We'll clean up the data by converting it into data types that are easier to work with for our purposes

In [6]:
def float_to_int(df):
    '''
    Converts our fips, bedrooms, calculatedfinishedsquarefeet, taxvaluedollarcnt, and yearbuilt from floats to integers
    '''
# converts our fips, bedrooms, calculatedfinishedsquarefeet, taxvaluedollarcnt, and yearbuilt from floats to integers
    df["fips"] = df["fips"].astype(int)
    df["yearbuilt"] = df["yearbuilt"].astype(int)
    df["bedroomcnt"] = df["bedroomcnt"].astype(int)
    df["taxvaluedollarcnt"] = df["taxvaluedollarcnt"].astype(int)
    df["calculatedfinishedsquarefeet"] = df["calculatedfinishedsquarefeet"].astype(int)
    
    return df

In [7]:
def clean_zillow(df):
    '''
    Groups our functions used to clean up our data into a single function for ease of use
    '''
    
    df = handle_nulls(df)
    df = float_to_int(df)
    
    return df

In [8]:
def split_zillow(df):
    '''
    Takes our df and splits it into train, validate, and test dfs for exploration, fitting, validation, and testing
    '''
    
# splits the full data set 60/40 into train and test dataframes stratified 
# around taxvaluedollarcnt, the target variable, using the train_test_split function
    train, test = train_test_split(df, 
                               train_size = 0.75, 
                               stratify = df.fips, 
                               random_state=2468)

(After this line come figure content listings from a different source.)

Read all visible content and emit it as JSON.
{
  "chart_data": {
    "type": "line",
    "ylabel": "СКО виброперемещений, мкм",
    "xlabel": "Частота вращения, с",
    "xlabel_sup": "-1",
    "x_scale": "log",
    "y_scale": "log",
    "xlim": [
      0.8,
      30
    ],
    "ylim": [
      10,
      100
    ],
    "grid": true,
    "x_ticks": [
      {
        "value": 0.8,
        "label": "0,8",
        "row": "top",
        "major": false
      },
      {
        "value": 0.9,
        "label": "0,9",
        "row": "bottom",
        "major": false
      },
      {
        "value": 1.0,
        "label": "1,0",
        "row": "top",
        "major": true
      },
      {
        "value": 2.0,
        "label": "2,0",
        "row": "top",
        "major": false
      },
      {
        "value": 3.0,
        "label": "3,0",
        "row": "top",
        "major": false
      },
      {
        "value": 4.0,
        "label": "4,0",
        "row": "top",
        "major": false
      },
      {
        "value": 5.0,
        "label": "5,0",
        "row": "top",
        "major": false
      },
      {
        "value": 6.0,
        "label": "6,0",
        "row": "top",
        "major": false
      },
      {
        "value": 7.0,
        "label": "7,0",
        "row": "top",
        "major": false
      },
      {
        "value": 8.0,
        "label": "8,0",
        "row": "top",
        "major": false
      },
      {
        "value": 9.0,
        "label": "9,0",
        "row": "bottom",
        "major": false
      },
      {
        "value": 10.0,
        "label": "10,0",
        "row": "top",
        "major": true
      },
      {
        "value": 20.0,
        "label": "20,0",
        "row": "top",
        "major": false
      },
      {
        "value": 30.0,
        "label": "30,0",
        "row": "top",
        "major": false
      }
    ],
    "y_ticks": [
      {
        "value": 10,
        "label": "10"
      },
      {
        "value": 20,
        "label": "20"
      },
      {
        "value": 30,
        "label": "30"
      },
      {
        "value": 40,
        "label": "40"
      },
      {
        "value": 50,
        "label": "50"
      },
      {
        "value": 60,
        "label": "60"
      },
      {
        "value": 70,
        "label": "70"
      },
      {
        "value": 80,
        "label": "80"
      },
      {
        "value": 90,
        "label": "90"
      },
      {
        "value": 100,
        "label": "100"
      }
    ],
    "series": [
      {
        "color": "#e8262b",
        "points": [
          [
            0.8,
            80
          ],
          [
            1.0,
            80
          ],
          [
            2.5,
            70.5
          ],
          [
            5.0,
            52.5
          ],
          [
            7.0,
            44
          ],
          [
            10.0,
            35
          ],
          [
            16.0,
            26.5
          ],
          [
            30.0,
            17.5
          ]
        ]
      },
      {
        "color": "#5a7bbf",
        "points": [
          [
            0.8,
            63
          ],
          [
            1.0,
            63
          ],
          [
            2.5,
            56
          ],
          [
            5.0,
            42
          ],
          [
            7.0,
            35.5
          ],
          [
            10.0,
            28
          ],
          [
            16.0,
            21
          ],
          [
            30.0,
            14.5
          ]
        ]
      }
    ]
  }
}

# splits the train dataframe 60/40 into the new train and validate dataframes
# they're stratified around taxvaluedollarcnt again using the train_test_split function
    train, validate = train_test_split(train,
                                    train_size = 0.75,
                                    stratify = train.fips,
                                    random_state=2468)
    
# returns the three dataframes we'll use for training, validation, and testing
    return train, validate, test

5. Scaling Numeric Data - Based on the work you've done, choose a scaling method for your dataset. Write a function within your prepare.py (wrangle.py for me) that accepts as input the train, validate, and test data splits, and returns the scaled versions of each. Be sure to only learn the parameters for scaling from your training data!

In [1]:
def scale_zillow(train, validate, test,
                 cols_to_scale = ['bedroomcnt', 'bathroomcnt', 'calculatedfinishedsquarefeet', 'taxvaluedollarcnt']):
    '''
    Accepts train, valide, and test as inputs from split data then returns scaled versions for each one
    '''
    train_scaled = train.copy()
    validate_scaled = validate.copy()
    test_scaled = test.copy()
    
    scaler = MinMaxScaler()
    
    scaler.fit(train[cols_to_scale])
    
    train_scaled[cols_to_scale] = pd.DataFrame(scaler.transform(train[cols_to_scale]), columns=train[cols_to_scale].columns.values).set_index([train.index.values])
                                                  
    validate_scaled[cols_to_scale] = pd.DataFrame(scaler.transform(validate[cols_to_scale]), columns=validate[cols_to_scale].columns.values).set_index([validate.index.values])
    
    test_scaled[cols_to_scale] = pd.DataFrame(scaler.transform(test[cols_to_scale]), columns=test[cols_to_scale].columns.values).set_index([test.index.values])
    
    return train_scaled, validate_scaled, test_scaled

3. Acquisition and Prep - Store all of the necessary functions to automate your process from acquiring the data to returning a cleaned dataframe witn no missing values in your wrangle.py file. Name your final function wrangle_zillow

In [9]:
def wrangle_zillow():
    '''
    Function that acquires zillow data using the new_zillow_data function and 
    caches it, as a csv file, if there isn't already a local copy
    '''
    df = get_zillow_data()
    df = clean_zillow(df)
    train, validate, test = split_zillow(df)
    
    return train, validate, test